The citizenship crisis has taken another twist with a Liberal candidate blocked from replacing former minister Fiona Nash by the High Court.
Ms Nash was disqualified by the High Court on October 27 because she held dual citizenship, in breach of section 44 of the constitution.
Hollie Hughes was next candidate down the NSW coalition Senate ticket behind the then-Nationals deputy at the 2016 election and due to take Ms Nash's seat following a court-ordered special count
However, the court on Wednesday ruled she couldn't take up the seat because she was also disqualified.
Ms Hughes was appointed a part-time member of the Administrative Appeals Tribunal on July 1, which the government admitted to the court was an "office of profit under the Crown".
The government argued this should not disqualify her as she did not hold the position between her nomination for election and the declaration of the election result in 2016.
However the court heard the fact she held the AAT position between September 4-5, when the Senate resolved to refer the Nash case to the court, and October 27, should render her ineligible.
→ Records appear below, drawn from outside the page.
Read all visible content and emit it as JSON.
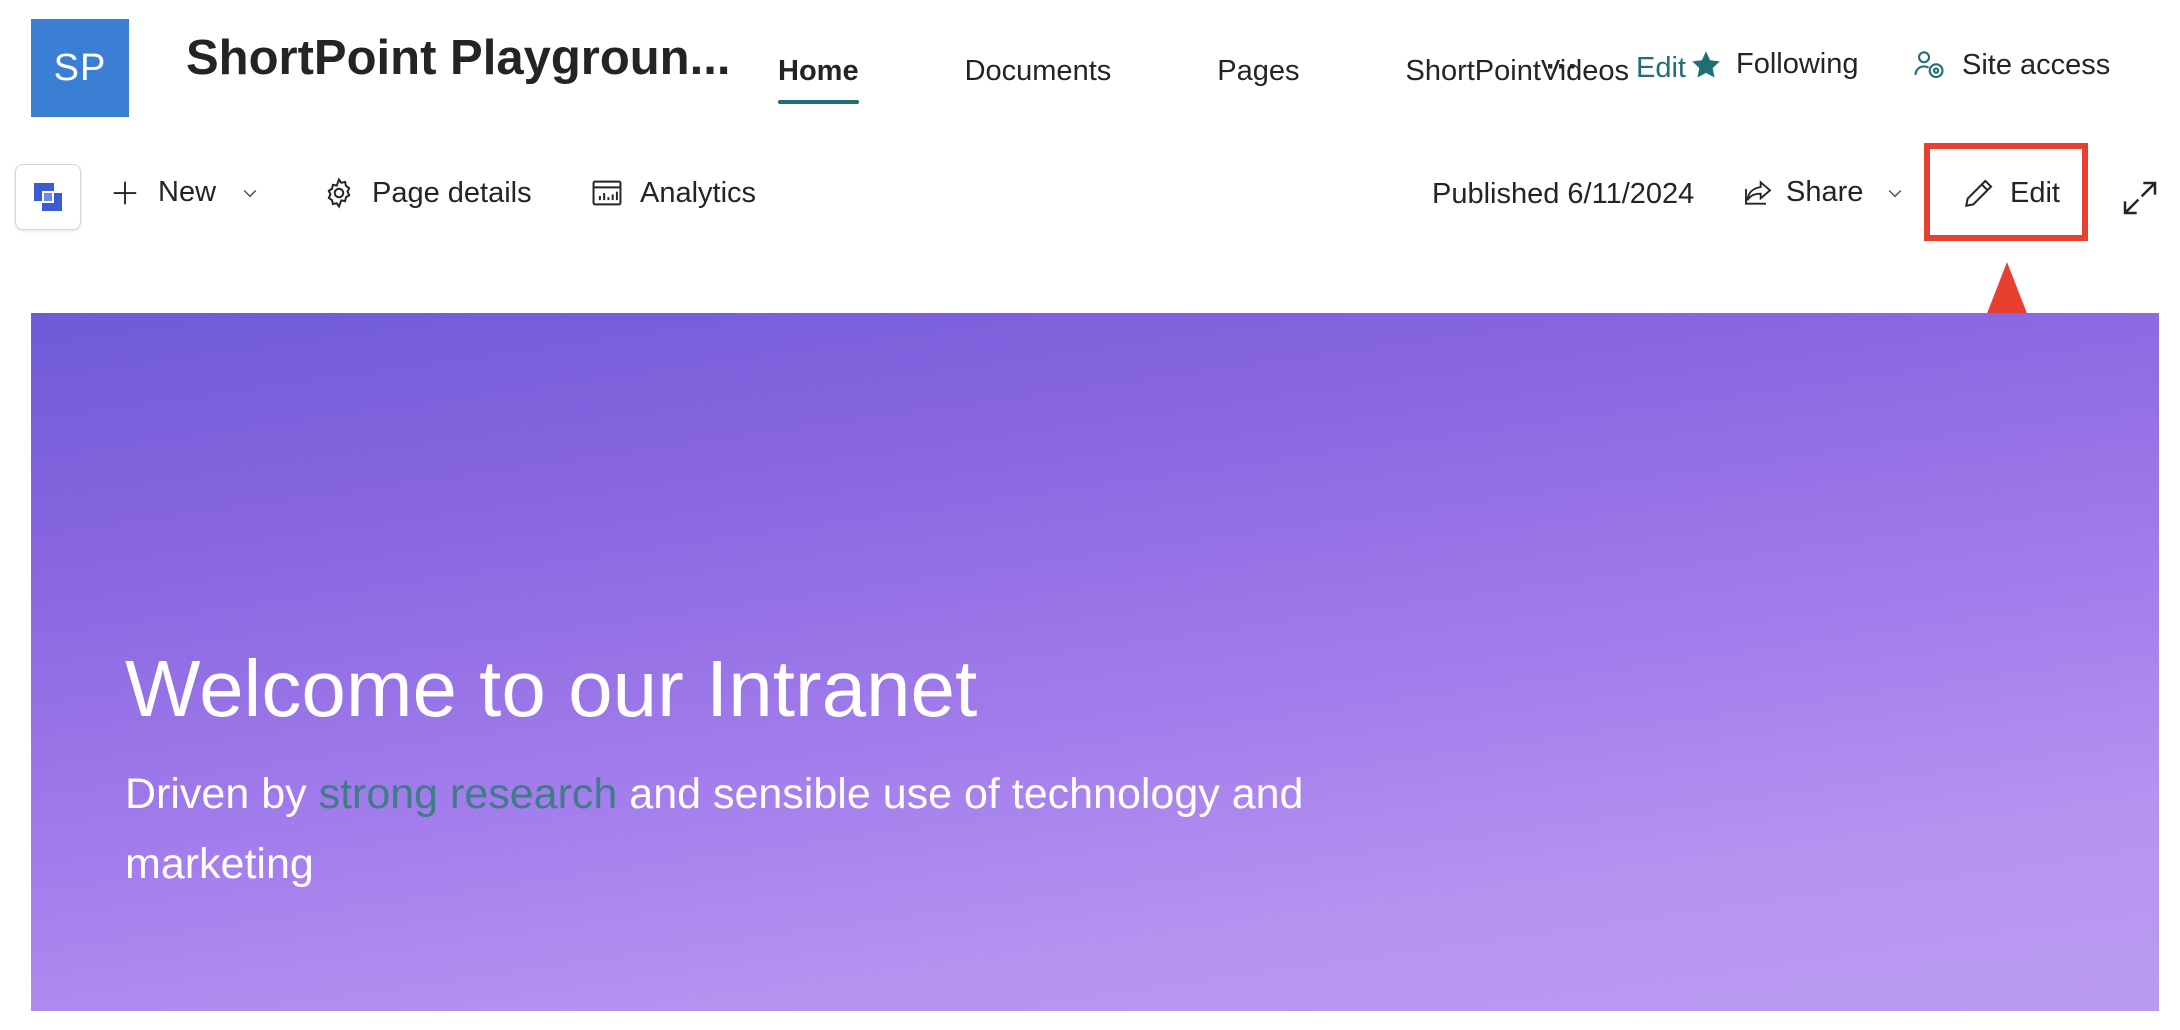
{
  "site": {
    "logo_text": "SP",
    "title": "ShortPoint Playgroun...",
    "logo_color": "#3b7fd4"
  },
  "nav": {
    "items": [
      {
        "label": "Home",
        "active": true
      },
      {
        "label": "Documents",
        "active": false
      },
      {
        "label": "Pages",
        "active": false
      },
      {
        "label": "ShortPointVideos",
        "active": false
      }
    ],
    "more_label": "···",
    "edit_label": "Edit",
    "following_label": "Following",
    "site_access_label": "Site access",
    "accent_color": "#1f6f74"
  },
  "command_bar": {
    "new_label": "New",
    "page_details_label": "Page details",
    "analytics_label": "Analytics",
    "published_label": "Published 6/11/2024",
    "share_label": "Share",
    "edit_label": "Edit"
  },
  "hero": {
    "title": "Welcome to our Intranet",
    "subtitle_prefix": "Driven by ",
    "subtitle_accent": "strong research",
    "subtitle_suffix": " and sensible use of technology and marketing"
  },
  "annotation": {
    "color": "#e8402f"
  },
  "icons": {
    "app_icon": "shortpoint-logo-icon",
    "new": "plus-icon",
    "page_details": "gear-icon",
    "analytics": "analytics-icon",
    "share": "share-icon",
    "edit": "pencil-icon",
    "expand": "expand-icon",
    "following": "star-icon",
    "site_access": "people-settings-icon"
  }
}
AAP understands Ms Hughes was advised by the commonwealth not to take her case to the court but decided to anyway.
It is expected if there is another special count the seat could go to Liberal and key Tony Abbott all, Major General Jim Molan.
Mr Abbott said the court's decision had to be respected even though most people would have considered Ms Hughes eligible.
"If that means Jim Molan gets the guernsey, well, he is a great man and he will do a good job," he told 2GB radio.
Labor senator Penny Wong said it was a "humiliating defeat" for the government.
Geoffrey Kennett SC, who was appointed by the court to take a contrary view to the commonwealth, said there was a "risk to responsible government" in allowing a failed candidate to take up a government position and then resign it to take up a seat in parliament.
He rejected the argument that the "choosing" process ended on election day because there were other methods of "choosing" including Senate casual vacancies and in the case of an automatic win, when only one candidate stood in a seat.
The decision has senior government figures fearing that any former candidates may be barred from taking up taxpayer-funded jobs for six years after a Senate election.
There could also be a cloud over new Greens senator Andrew Bartlett, who replaced Larissa Waters this week after the court found she was ineligible due to her dual citizenship.
Solicitor-General Stephen Donaghue told the court the position of Senator Bartlett - who formerly held a university job - had not been tested and there was nothing preventing the Senate from referring him to the court to test his eligibility.
Senator Bartlett says he has "strong advice" a university position is not an office of profit under the Crown and doesn't disqualify a candidate.